При моих последних словах настороженность исчезла с лица Лины, и на нем промелькнуло что-то похожее на сострадание, но я подумал, что не должен обольщаться. Это естественный порыв, который быстро пройдет, после чего она начнет рассуждать здраво и поймет, что от меня лучше держаться подальше. Лучше и безопаснее.
– Иногда, – добавил я, слегка откидываясь назад и глядя в звездное небо над собой, – я пытаюсь представить себе человека, который спустил на Марию собаку. Передо мной мелькают самые разные лица, но поводок всегда держат одни и те же руки, и эти руки мои.
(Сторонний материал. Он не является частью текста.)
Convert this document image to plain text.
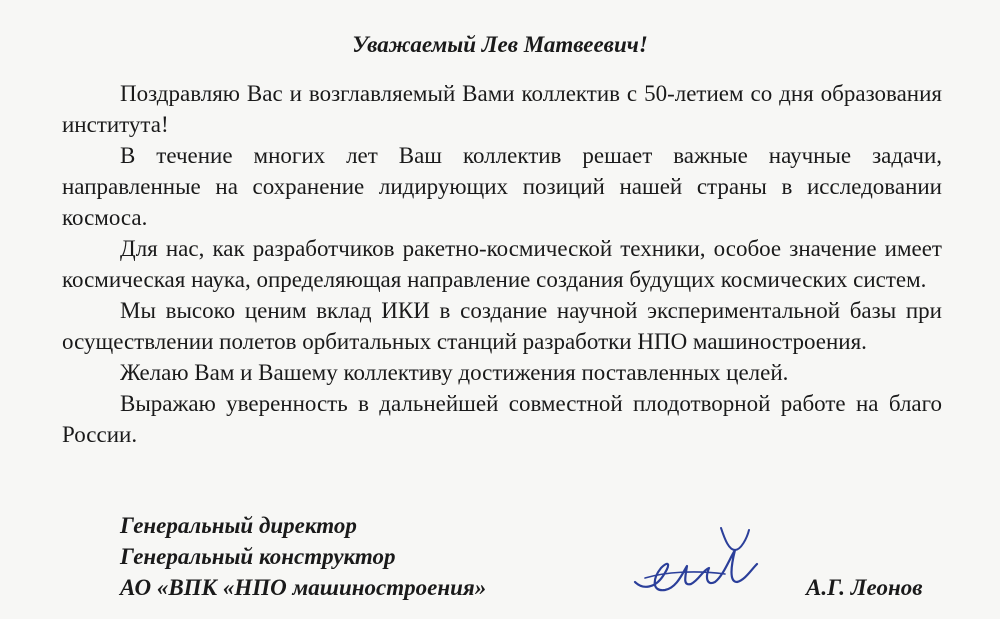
Уважаемый Лев Матвеевич!

Поздравляю Вас и возглавляемый Вами коллектив с 50-летием со дня образования института!

В течение многих лет Ваш коллектив решает важные научные задачи, направленные на сохранение лидирующих позиций нашей страны в исследовании космоса.

Для нас, как разработчиков ракетно-космической техники, особое значение имеет космическая наука, определяющая направление создания будущих космических систем.

Мы высоко ценим вклад ИКИ в создание научной экспериментальной базы при осуществлении полетов орбитальных станций разработки НПО машиностроения.

Желаю Вам и Вашему коллективу достижения поставленных целей.

Выражаю уверенность в дальнейшей совместной плодотворной работе на благо России.

Генеральный директор
Генеральный конструктор
АО «ВПК «НПО машиностроения»	А.Г. Леонов
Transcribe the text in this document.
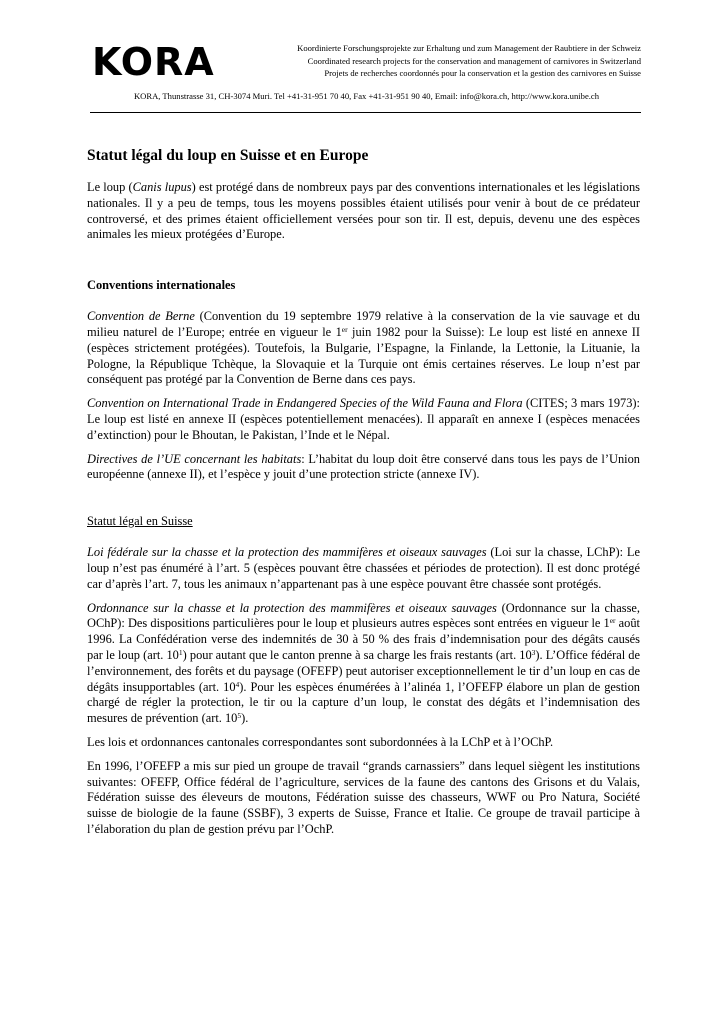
KORA	Koordinierte Forschungsprojekte zur Erhaltung und zum Management der Raubtiere in der Schweiz
Coordinated research projects for the conservation and management of carnivores in Switzerland
Projets de recherches coordonnés pour la conservation et la gestion des carnivores en Suisse
KORA, Thunstrasse 31, CH-3074 Muri. Tel +41-31-951 70 40, Fax +41-31-951 90 40, Email: info@kora.ch, http://www.kora.unibe.ch
Statut légal du loup en Suisse et en Europe

Le loup (Canis lupus) est protégé dans de nombreux pays par des conventions internationales et les législations nationales. Il y a peu de temps, tous les moyens possibles étaient utilisés pour venir à bout de ce prédateur controversé, et des primes étaient officiellement versées pour son tir. Il est, depuis, devenu une des espèces animales les mieux protégées d’Europe.

Conventions internationales

Convention de Berne (Convention du 19 septembre 1979 relative à la conservation de la vie sauvage et du milieu naturel de l’Europe; entrée en vigueur le 1er juin 1982 pour la Suisse): Le loup est listé en annexe II (espèces strictement protégées). Toutefois, la Bulgarie, l’Espagne, la Finlande, la Lettonie, la Lituanie, la Pologne, la République Tchèque, la Slovaquie et la Turquie ont émis certaines réserves. Le loup n’est par conséquent pas protégé par la Convention de Berne dans ces pays.

Convention on International Trade in Endangered Species of the Wild Fauna and Flora (CITES; 3 mars 1973): Le loup est listé en annexe II (espèces potentiellement menacées). Il apparaît en annexe I (espèces menacées d’extinction) pour le Bhoutan, le Pakistan, l’Inde et le Népal.

Directives de l’UE concernant les habitats: L’habitat du loup doit être conservé dans tous les pays de l’Union européenne (annexe II), et l’espèce y jouit d’une protection stricte (annexe IV).

Statut légal en Suisse

Loi fédérale sur la chasse et la protection des mammifères et oiseaux sauvages (Loi sur la chasse, LChP): Le loup n’est pas énuméré à l’art. 5 (espèces pouvant être chassées et périodes de protection). Il est donc protégé car d’après l’art. 7, tous les animaux n’appartenant pas à une espèce pouvant être chassée sont protégés.

Ordonnance sur la chasse et la protection des mammifères et oiseaux sauvages (Ordonnance sur la chasse, OChP): Des dispositions particulières pour le loup et plusieurs autres espèces sont entrées en vigueur le 1er août 1996. La Confédération verse des indemnités de 30 à 50 % des frais d’indemnisation pour des dégâts causés par le loup (art. $10^1$) pour autant que le canton prenne à sa charge les frais restants (art. $10^3$). L’Office fédéral de l’environnement, des forêts et du paysage (OFEFP) peut autoriser exceptionnellement le tir d’un loup en cas de dégâts insupportables (art. $10^4$). Pour les espèces énumérées à l’alinéa 1, l’OFEFP élabore un plan de gestion chargé de régler la protection, le tir ou la capture d’un loup, le constat des dégâts et l’indemnisation des mesures de prévention (art. $10^5$).

Les lois et ordonnances cantonales correspondantes sont subordonnées à la LChP et à l’OChP.

En 1996, l’OFEFP a mis sur pied un groupe de travail “grands carnassiers” dans lequel siègent les institutions suivantes: OFEFP, Office fédéral de l’agriculture, services de la faune des cantons des Grisons et du Valais, Fédération suisse des éleveurs de moutons, Fédération suisse des chasseurs, WWF ou Pro Natura, Société suisse de biologie de la faune (SSBF), 3 experts de Suisse, France et Italie. Ce groupe de travail participe à l’élaboration du plan de gestion prévu par l’OchP.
И, как бы я ни старался, мне вряд ли удастся смыть с себя этот грех… – Я с силой провел рукой по лицу. – Сейчас где-то здесь бродит юный наивный паренек, который пытается подражать самым крутым гангстерам, которых он видел в кино. На первый взгляд его действительно можно принять за решительного, сильного, уверенного в себе мужчину, но на самом деле ему страшно, больно и одиноко. Нет, я не собираюсь оправдываться, да и не могу… Я виноват в том, что Мария, которую я люблю больше всего на свете, была ранена и едва не осталась калекой. То, что случилось с Сэлом, – тоже дело моих рук, и я не хочу еще больше увеличивать груз, который лежит на моей совести. Вот почему ты должна знать, кто я такой, откуда я взялся и что я могу с собой принести.
Лина пошевелилась в кресле и скрестила руки на груди, но ее лицо не выражало ни страха, ни тревоги, ни отвращения. Она казалась… задумчивой. Наконец она спросила:
– Скажи, есть ли что-то такое, что… чем ты мог бы гордиться?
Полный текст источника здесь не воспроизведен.